The “end of round log exports” and “resolutions on issues around SABLs” are being highlighted as significant steps forward in ensuring forestry sustainability in the country.

PNG’s Forests Minister, Douglas Tomuriesa, said this while announcing the upcoming APEC Forestry meeting.

Ministers Responsible for Forestry, from the 21 APEC countries, will meet in Port Moresby in October, 2015.

This high level meeting is part of 200 meetings that will lead up to the 2018 APEC leaders meeting in Port Moresby.

This meeting will be the third time APEC Forest Ministers meet to discuss issues affecting the industry.

In its first two meetings, the Ministers recognised the socio-economic diversity of the APEC countries, and the crucial roles that forest resources play, not only as a source of services, but also as a means to provide livelihoods.

According to Minister Tomuriesa, illegal logging is “a story of the past.”

He said with the help of JICA they, as in the Forest Ministry and the PNG Forest Authority, have installed a satellite system that ensures the PNG Forest Authority is able to locate illegal logging operations as they occur.

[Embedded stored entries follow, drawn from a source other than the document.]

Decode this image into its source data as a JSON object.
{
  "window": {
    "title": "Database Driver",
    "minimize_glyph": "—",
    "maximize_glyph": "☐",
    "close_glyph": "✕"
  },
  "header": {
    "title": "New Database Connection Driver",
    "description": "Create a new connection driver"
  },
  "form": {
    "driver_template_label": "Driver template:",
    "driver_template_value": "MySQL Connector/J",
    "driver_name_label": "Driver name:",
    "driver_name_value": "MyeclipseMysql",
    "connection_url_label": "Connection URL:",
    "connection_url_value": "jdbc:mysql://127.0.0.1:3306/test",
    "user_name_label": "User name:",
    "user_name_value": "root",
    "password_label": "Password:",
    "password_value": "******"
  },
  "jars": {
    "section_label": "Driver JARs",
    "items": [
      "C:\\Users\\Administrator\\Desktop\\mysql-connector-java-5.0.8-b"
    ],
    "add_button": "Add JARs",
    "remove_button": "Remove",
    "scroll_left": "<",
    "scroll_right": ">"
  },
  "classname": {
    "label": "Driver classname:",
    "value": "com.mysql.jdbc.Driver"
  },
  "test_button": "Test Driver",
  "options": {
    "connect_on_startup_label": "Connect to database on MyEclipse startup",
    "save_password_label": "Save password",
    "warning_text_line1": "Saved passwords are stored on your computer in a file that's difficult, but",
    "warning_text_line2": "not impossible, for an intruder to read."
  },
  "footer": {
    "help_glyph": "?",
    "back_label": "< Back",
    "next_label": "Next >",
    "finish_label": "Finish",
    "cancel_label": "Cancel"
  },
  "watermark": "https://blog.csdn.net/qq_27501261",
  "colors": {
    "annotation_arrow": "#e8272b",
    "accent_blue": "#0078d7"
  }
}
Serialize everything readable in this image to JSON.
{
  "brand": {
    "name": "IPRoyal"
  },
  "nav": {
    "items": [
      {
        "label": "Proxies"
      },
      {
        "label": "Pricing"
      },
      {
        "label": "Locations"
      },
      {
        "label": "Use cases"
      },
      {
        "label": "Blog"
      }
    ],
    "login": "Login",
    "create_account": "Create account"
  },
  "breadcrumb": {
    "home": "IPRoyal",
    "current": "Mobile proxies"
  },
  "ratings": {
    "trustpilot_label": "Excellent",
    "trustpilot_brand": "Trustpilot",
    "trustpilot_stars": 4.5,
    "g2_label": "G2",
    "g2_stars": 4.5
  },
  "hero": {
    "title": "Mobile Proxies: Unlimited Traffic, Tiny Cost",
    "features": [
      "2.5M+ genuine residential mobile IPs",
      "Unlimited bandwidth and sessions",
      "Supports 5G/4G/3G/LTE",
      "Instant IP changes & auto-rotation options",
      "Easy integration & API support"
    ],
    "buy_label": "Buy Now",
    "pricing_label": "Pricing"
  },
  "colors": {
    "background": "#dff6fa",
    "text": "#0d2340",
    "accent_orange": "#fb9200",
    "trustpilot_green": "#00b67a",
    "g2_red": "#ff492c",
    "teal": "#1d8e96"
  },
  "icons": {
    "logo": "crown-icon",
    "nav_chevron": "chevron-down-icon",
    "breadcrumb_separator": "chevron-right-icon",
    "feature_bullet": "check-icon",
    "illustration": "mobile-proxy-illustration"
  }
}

Whether or not this actually works, still needs to be accessed.

Gary Juffa, a politician who is vocal about the abuse of SABLs in the country, says the upcoming meeting must focus on the rights of traditional owners of forest resources.

While highlighting a recent confrontation between logging operators and landowners in an isolated and heavily forested area of Northern province, Juffa says, “we have to take physical, assertive measures to protect our resource owners and landowners. Right now our landowners are being mistreated. Government agencies and government resources are being used against our landowners. When they raise their voice, their concerns, they are being beaten.”

Governor Juffa said reports on this Binandere incident states that landowners were beaten and locked up in logging containers by police personnel last week, when they protested against a Malaysian company who was harvesting logs on their land.

One of their tribal leaders here in Port Moresby, Ian Jinga, says logging operations have been ongoing in that area for over 20 years. However, the company’s move onto Iowa block 3 is “illegal as they do not have consent by the landowners.”

Governor Juffa and the Binandere people of Iowa, are planning on bringing this issue up with all relevant authorities.

While issues such as this are raised around the forestry industry in the country, Prime Minister Peter O’Neill said the ultimate outcome of PNG’s involvement in the APEC is to expand PNG’s export opportunities, increase technical capacity and create job for Papua New Guinea’s.

Minister Tomuriesa said the forestry industry makes up a vital part of PNG’s economy, and it is essential that work is done to ensure this sector remains sustainable for decades to come.

The meeting will be hosted through a collaborative effort from the PNG Forest Authority, the APEC PNG Secretariat and the Asia-Pacific Network for Sustainable Management and Rehabilitation.